RNA Toxicity and Missplicing in the Common Eye Disease Fuchs Endothelial Corneal Dystrophy [Gene Regulation]

January 15th, 2015 by Du, J., Aleff, R. A., Soragni, E., Kalari, K., Nie, J., Tang, X., Davila, J., Kocher, J.-P., Patel, S. V., Gottesfeld, J. M., Baratz, K. H., Wieben, E. D.

Fuchs endothelial corneal dystrophy (FECD) is an inherited, degenerative disease affecting the internal endothelial cell monolayer of the cornea and can result in corneal edema and vision loss in severe cases. FECD affects approximately 5% of middle-aged Caucasians in the United States and accounts for more than 14,000 corneal transplantations annually. Among the several genes and loci associated with FECD, the strongest association is with an intronic (CTG/CAG)n trinucleotide repeat expansion in the transcription factor 4 (TCF4) gene, which is found in a majority of affected patients. Corneal endothelial cells from FECD patients harbor a poly(CUG)n RNA that can be visualized as RNA foci containing this condensed RNA and associated proteins. Similar to myotonic dystrophy type 1 (DM1), the poly (CUG)n RNA co-localizes with and sequesters the mRNA splicing factor MBNL1, leading to missplicing of essential MBNL1-regulated mRNAs.
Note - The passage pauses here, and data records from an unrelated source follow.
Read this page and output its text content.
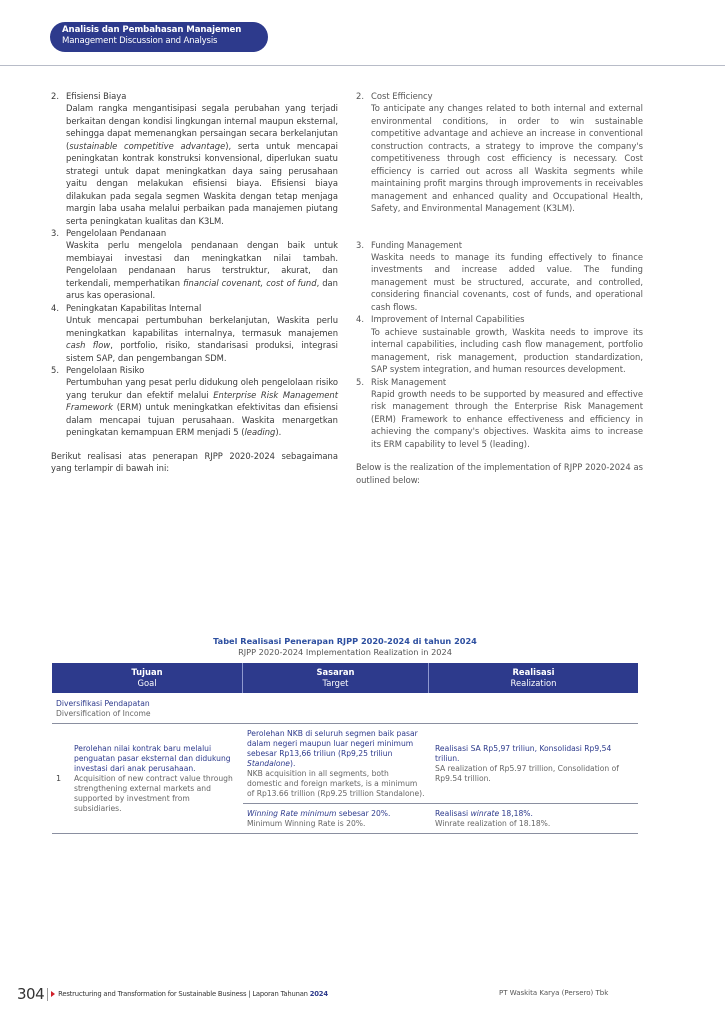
Analisis dan Pembahasan Manajemen
Management Discussion and Analysis
2. Efisiensi Biaya

Dalam rangka mengantisipasi segala perubahan yang terjadi berkaitan dengan kondisi lingkungan internal maupun eksternal, sehingga dapat memenangkan persaingan secara berkelanjutan (sustainable competitive advantage), serta untuk mencapai peningkatan kontrak konstruksi konvensional, diperlukan suatu strategi untuk dapat meningkatkan daya saing perusahaan yaitu dengan melakukan efisiensi biaya. Efisiensi biaya dilakukan pada segala segmen Waskita dengan tetap menjaga margin laba usaha melalui perbaikan pada manajemen piutang serta peningkatan kualitas dan K3LM.

3. Pengelolaan Pendanaan

Waskita perlu mengelola pendanaan dengan baik untuk membiayai investasi dan meningkatkan nilai tambah. Pengelolaan pendanaan harus terstruktur, akurat, dan terkendali, memperhatikan financial covenant, cost of fund, dan arus kas operasional.

4. Peningkatan Kapabilitas Internal

Untuk mencapai pertumbuhan berkelanjutan, Waskita perlu meningkatkan kapabilitas internalnya, termasuk manajemen cash flow, portfolio, risiko, standarisasi produksi, integrasi sistem SAP, dan pengembangan SDM.

5. Pengelolaan Risiko

Pertumbuhan yang pesat perlu didukung oleh pengelolaan risiko yang terukur dan efektif melalui Enterprise Risk Management Framework (ERM) untuk meningkatkan efektivitas dan efisiensi dalam mencapai tujuan perusahaan. Waskita menargetkan peningkatan kemampuan ERM menjadi 5 (leading).

Berikut realisasi atas penerapan RJPP 2020-2024 sebagaimana yang terlampir di bawah ini:

2. Cost Efficiency

To anticipate any changes related to both internal and external environmental conditions, in order to win sustainable competitive advantage and achieve an increase in conventional construction contracts, a strategy to improve the company's competitiveness through cost efficiency is necessary. Cost efficiency is carried out across all Waskita segments while maintaining profit margins through improvements in receivables management and enhanced quality and Occupational Health, Safety, and Environmental Management (K3LM).

3. Funding Management

Waskita needs to manage its funding effectively to finance investments and increase added value. The funding management must be structured, accurate, and controlled, considering financial covenants, cost of funds, and operational cash flows.

4. Improvement of Internal Capabilities

To achieve sustainable growth, Waskita needs to improve its internal capabilities, including cash flow management, portfolio management, risk management, production standardization, SAP system integration, and human resources development.

5. Risk Management

Rapid growth needs to be supported by measured and effective risk management through the Enterprise Risk Management (ERM) Framework to enhance effectiveness and efficiency in achieving the company's objectives. Waskita aims to increase its ERM capability to level 5 (leading).

Below is the realization of the implementation of RJPP 2020-2024 as outlined below:

Tabel Realisasi Penerapan RJPP 2020-2024 di tahun 2024
RJPP 2020-2024 Implementation Realization in 2024
Tujuan
Goal
Sasaran
Target
Realisasi
Realization
Diversifikasi Pendapatan
Diversification of Income
1
Perolehan nilai kontrak baru melalui penguatan pasar eksternal dan didukung investasi dari anak perusahaan.
Acquisition of new contract value through strengthening external markets and supported by investment from subsidiaries.
Perolehan NKB di seluruh segmen baik pasar dalam negeri maupun luar negeri minimum sebesar Rp13,66 triliun (Rp9,25 triliun Standalone).
NKB acquisition in all segments, both domestic and foreign markets, is a minimum of Rp13.66 trillion (Rp9.25 trillion Standalone).
Realisasi SA Rp5,97 triliun, Konsolidasi Rp9,54 triliun.
SA realization of Rp5.97 trillion, Consolidation of Rp9.54 trillion.
Winning Rate minimum sebesar 20%.
Minimum Winning Rate is 20%.
Realisasi winrate 18,18%.
Winrate realization of 18.18%.
304 Restructuring and Transformation for Sustainable Business | Laporan Tahunan 2024	PT Waskita Karya (Persero) Tbk
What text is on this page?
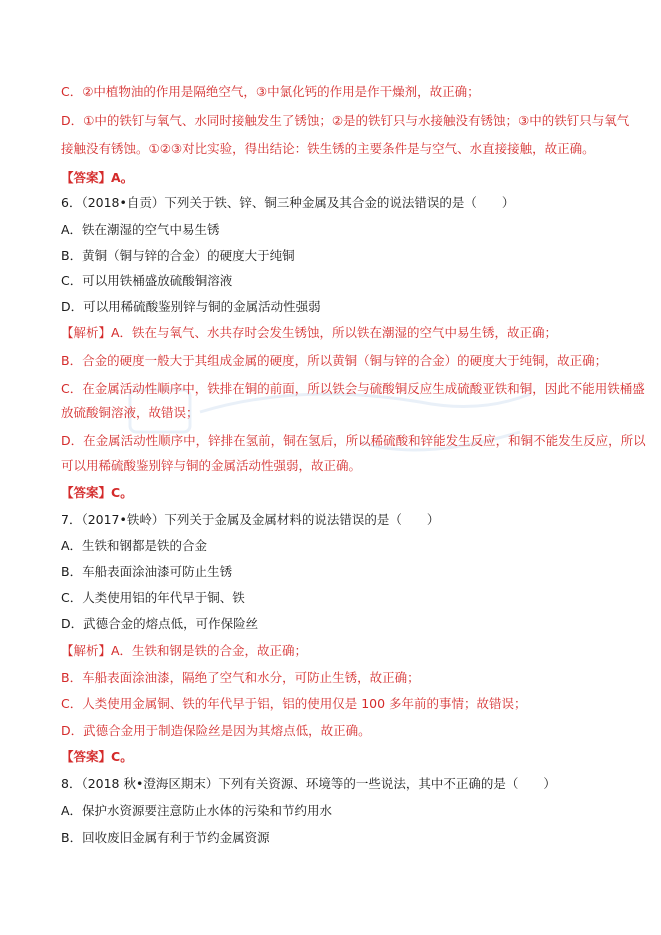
C．②中植物油的作用是隔绝空气，③中氯化钙的作用是作干燥剂，故正确；
D．①中的铁钉与氧气、水同时接触发生了锈蚀；②是的铁钉只与水接触没有锈蚀；③中的铁钉只与氧气
接触没有锈蚀。①②③对比实验，得出结论：铁生锈的主要条件是与空气、水直接接触，故正确。
【答案】A。
6．（2018•自贡）下列关于铁、锌、铜三种金属及其合金的说法错误的是（　　）
A．铁在潮湿的空气中易生锈
B．黄铜（铜与锌的合金）的硬度大于纯铜
C．可以用铁桶盛放硫酸铜溶液
D．可以用稀硫酸鉴别锌与铜的金属活动性强弱
【解析】A．铁在与氧气、水共存时会发生锈蚀，所以铁在潮湿的空气中易生锈，故正确；
B．合金的硬度一般大于其组成金属的硬度，所以黄铜（铜与锌的合金）的硬度大于纯铜，故正确；
C．在金属活动性顺序中，铁排在铜的前面，所以铁会与硫酸铜反应生成硫酸亚铁和铜，因此不能用铁桶盛
放硫酸铜溶液，故错误；
D．在金属活动性顺序中，锌排在氢前，铜在氢后，所以稀硫酸和锌能发生反应，和铜不能发生反应，所以
可以用稀硫酸鉴别锌与铜的金属活动性强弱，故正确。
【答案】C。
7．（2017•铁岭）下列关于金属及金属材料的说法错误的是（　　）
A．生铁和钢都是铁的合金
B．车船表面涂油漆可防止生锈
C．人类使用铝的年代早于铜、铁
D．武德合金的熔点低，可作保险丝
【解析】A．生铁和钢是铁的合金，故正确；
B．车船表面涂油漆，隔绝了空气和水分，可防止生锈，故正确；
C．人类使用金属铜、铁的年代早于铝，铝的使用仅是 100 多年前的事情；故错误；
D．武德合金用于制造保险丝是因为其熔点低，故正确。
【答案】C。
8．（2018 秋•澄海区期末）下列有关资源、环境等的一些说法，其中不正确的是（　　）
A．保护水资源要注意防止水体的污染和节约用水
B．回收废旧金属有利于节约金属资源
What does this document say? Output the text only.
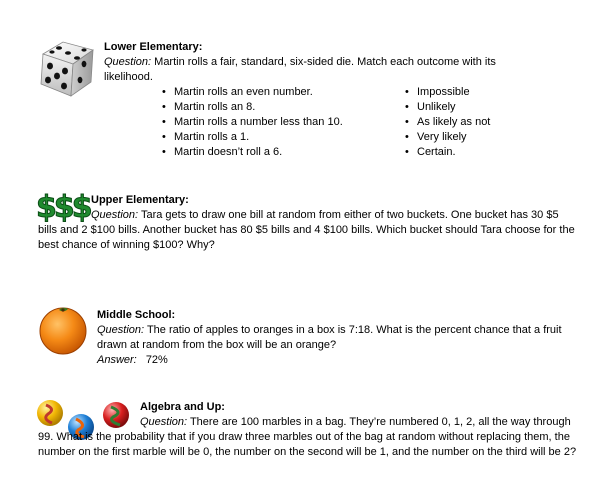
Lower Elementary:
Question: Martin rolls a fair, standard, six-sided die. Match each outcome with its likelihood.
• Martin rolls an even number.
• Martin rolls an 8.
• Martin rolls a number less than 10.
• Martin rolls a 1.
• Martin doesn’t roll a 6.
• Impossible
• Unlikely
• As likely as not
• Very likely
• Certain.
$$$ Upper Elementary:
Question: Tara gets to draw one bill at random from either of two buckets. One bucket has 30 $5 bills and 2 $100 bills. Another bucket has 80 $5 bills and 4 $100 bills. Which bucket should Tara choose for the best chance of winning $100? Why?
Middle School:
Question: The ratio of apples to oranges in a box is 7:18. What is the percent chance that a fruit drawn at random from the box will be an orange?
Answer: 72%
Algebra and Up:
Question: There are 100 marbles in a bag. They’re numbered 0, 1, 2, all the way through 99. What is the probability that if you draw three marbles out of the bag at random without replacing them, the number on the first marble will be 0, the number on the second will be 1, and the number on the third will be 2?
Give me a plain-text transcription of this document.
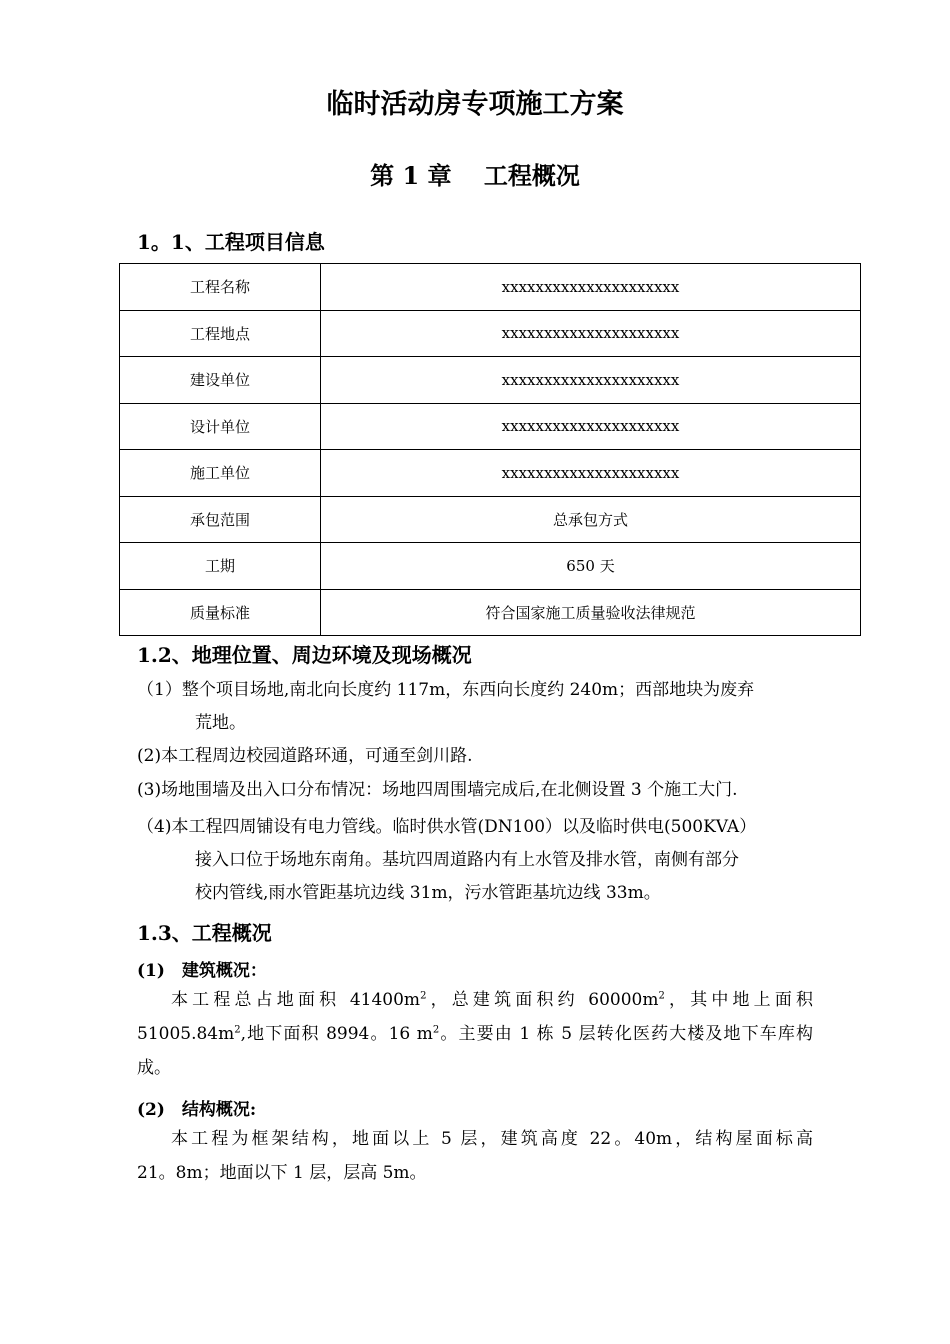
临时活动房专项施工方案
第 1 章　 工程概况
1。1、工程项目信息
工程名称	xxxxxxxxxxxxxxxxxxxxx
工程地点	xxxxxxxxxxxxxxxxxxxxx
建设单位	xxxxxxxxxxxxxxxxxxxxx
设计单位	xxxxxxxxxxxxxxxxxxxxx
施工单位	xxxxxxxxxxxxxxxxxxxxx
承包范围	总承包方式
工期	650 天
质量标准	符合国家施工质量验收法律规范
1.2、地理位置、周边环境及现场概况

（1）整个项目场地,南北向长度约 117m，东西向长度约 240m；西部地块为废弃

荒地。

(2)本工程周边校园道路环通，可通至剑川路.

(3)场地围墙及出入口分布情况：场地四周围墙完成后,在北侧设置 3 个施工大门.

（4)本工程四周铺设有电力管线。临时供水管(DN100）以及临时供电(500KVA）

接入口位于场地东南角。基坑四周道路内有上水管及排水管，南侧有部分

校内管线,雨水管距基坑边线 31m，污水管距基坑边线 33m。

1.3、工程概况

(1)　建筑概况：

本工程总占地面积 $41400m^2$，总建筑面积约 $60000m^2$，其中地上面积

$51005.84m^2$,地下面积 8994。16 $m^2$。主要由 1 栋 5 层转化医药大楼及地下车库构

成。

(2)　结构概况:

本工程为框架结构，地面以上 5 层，建筑高度 22。40m，结构屋面标高

21。8m；地面以下 1 层，层高 5m。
Such foci and missplicing are not observed in similar cells from FECD patients who lack the repeat expansion. RNASeq splicing data from the corneal endothelium of FECD patients and controls reveal hundreds of differential alternative splicing events. These include events previously characterized in the context of DM1 and epithelial-mesenchymal transition (EMT) as well as splicing changes in genes related to proposed mechanisms of FECD pathogenesis. We report the first instance of RNA toxicity and missplicing in a common, non-neurological/neuromuscular disease associated with a repeat expansion. The FECD patient population with this (CTG/CAG)n trinucleotide repeat expansion exceeds that of the combined number of patients in all other microsatellite expansion disorders.